Agentes da história: a trajetória de lutas dos(as) funcionários(as) de escola por reconhecimento e valorização

Agentes da história: a trajetória de lutas dos(as) funcionários(as) de escola por reconhecimento e valorização

Reportagem especial resgata momentos marcantes da organização dos(as) trabalhadores(as) de escola para sair da invisibilidade e exigir valorização e o reconhecimento de profissionais da educação

Ao longo da história da APP-Sindicato, e especialmente nas últimas últimas décadas, os(as) funcionários(as) de escola têm consolidado a identidade desse segmento da categoria dos(as) profissionais da educação e mostrado para governos e sociedade que não são meros executores de tarefas, mas agentes ativos do ensino e da aprendizagem.
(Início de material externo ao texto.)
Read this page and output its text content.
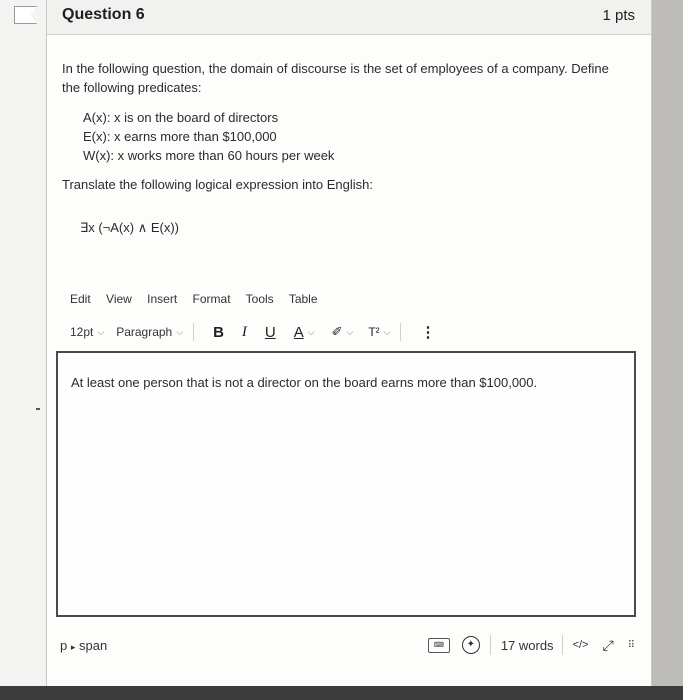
Question 6	1 pts
In the following question, the domain of discourse is the set of employees of a company. Define
the following predicates:
A(x): x is on the board of directors
E(x): x earns more than $100,000
W(x): x works more than 60 hours per week
Translate the following logical expression into English:
∃x (¬A(x) ∧ E(x))
Edit View Insert Format Tools Table
12pt ⌵ Paragraph ⌵ B I U A ⌵ ✐ ⌵ T² ⌵ ⋮
At least one person that is not a director on the board earns more than $100,000.
p ▸ span	⌨	✦	17 words </> ⤢ ⠿
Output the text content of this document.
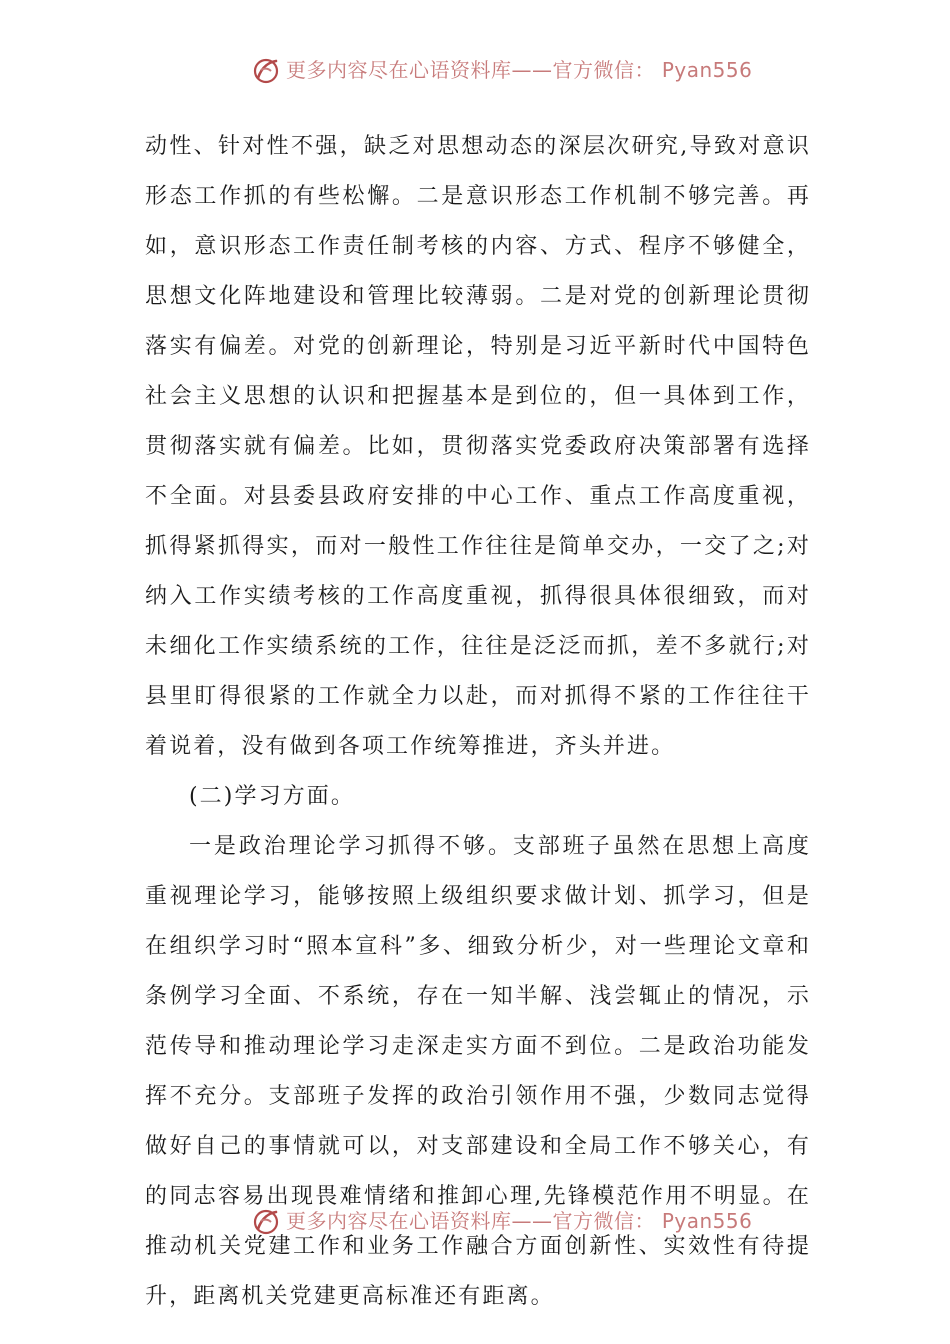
更多内容尽在心语资料库——官方微信： Pyan556

动性、针对性不强，缺乏对思想动态的深层次研究,导致对意识形态工作抓的有些松懈。二是意识形态工作机制不够完善。再如，意识形态工作责任制考核的内容、方式、程序不够健全，思想文化阵地建设和管理比较薄弱。二是对党的创新理论贯彻落实有偏差。对党的创新理论，特别是习近平新时代中国特色社会主义思想的认识和把握基本是到位的，但一具体到工作，贯彻落实就有偏差。比如，贯彻落实党委政府决策部署有选择不全面。对县委县政府安排的中心工作、重点工作高度重视，抓得紧抓得实，而对一般性工作往往是简单交办，一交了之;对纳入工作实绩考核的工作高度重视，抓得很具体很细致，而对未细化工作实绩系统的工作，往往是泛泛而抓，差不多就行;对县里盯得很紧的工作就全力以赴，而对抓得不紧的工作往往干着说着，没有做到各项工作统筹推进，齐头并进。

(二)学习方面。

一是政治理论学习抓得不够。支部班子虽然在思想上高度重视理论学习，能够按照上级组织要求做计划、抓学习，但是在组织学习时“照本宣科”多、细致分析少，对一些理论文章和条例学习全面、不系统，存在一知半解、浅尝辄止的情况，示范传导和推动理论学习走深走实方面不到位。二是政治功能发挥不充分。支部班子发挥的政治引领作用不强，少数同志觉得做好自己的事情就可以，对支部建设和全局工作不够关心，有的同志容易出现畏难情绪和推卸心理,先锋模范作用不明显。在推动机关党建工作和业务工作融合方面创新性、实效性有待提升，距离机关党建更高标准还有距离。

更多内容尽在心语资料库——官方微信： Pyan556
Na defesa de seus direitos, criaram associação, sindicato, fizeram greve de fome, marcha entre Ponta Grossa e Curitiba, ocupações, campanhas e mobilizações para dialogar com a comunidade. Houve, inclusive, ações para conscientizar o próprio segmento de que, independente do cargo que exercem dentro da escola, também são educadores(as).

Entre tantas vitórias, a lei do plano de carreira, sancionada em 2008, e a inclusão do segmento no rol de profissionais da educação reconhecidos pela lei nacional de diretrizes e bases da educação (LDB), em 2009, são consideradas duas das maiores conquistas da organização e da luta desses(as) trabalhadores(as).

Leia também: Lutas e conquistas da APP-Sindicato

“Antes nós não éramos reconhecidos, mas a partir do momento que passamos a ocupar uma área profissional, desencadeou todo o fortalecimento para chegar a um plano de carreira e à própria formação. A política de valorização, a partir da profissionalização, foi o pontapé inicial”, relata o funcionário de escola José Valdivino Moraes.

A organização sindical dos(as) funcionários(as) teve início com Sinsepar, que depois mudou de nome para Sinte, antes de unificar com a APP – Foto: Arquivo

 

Mobilização dos(as) funcionários(as), realizada em 2006, enfatizou a importância de ser visto como educador(a) – Foto: Arquivo

Atualmente secretário-executivo da Confederação Nacional dos Trabalhadores em Educação (CNTE), Valdivino, como é mais conhecido, é um exemplo da transformação que esse movimento de luta promove na vida profissional do(a) trabalhador(a) de escola e devolve para a população como um serviço público de qualidade.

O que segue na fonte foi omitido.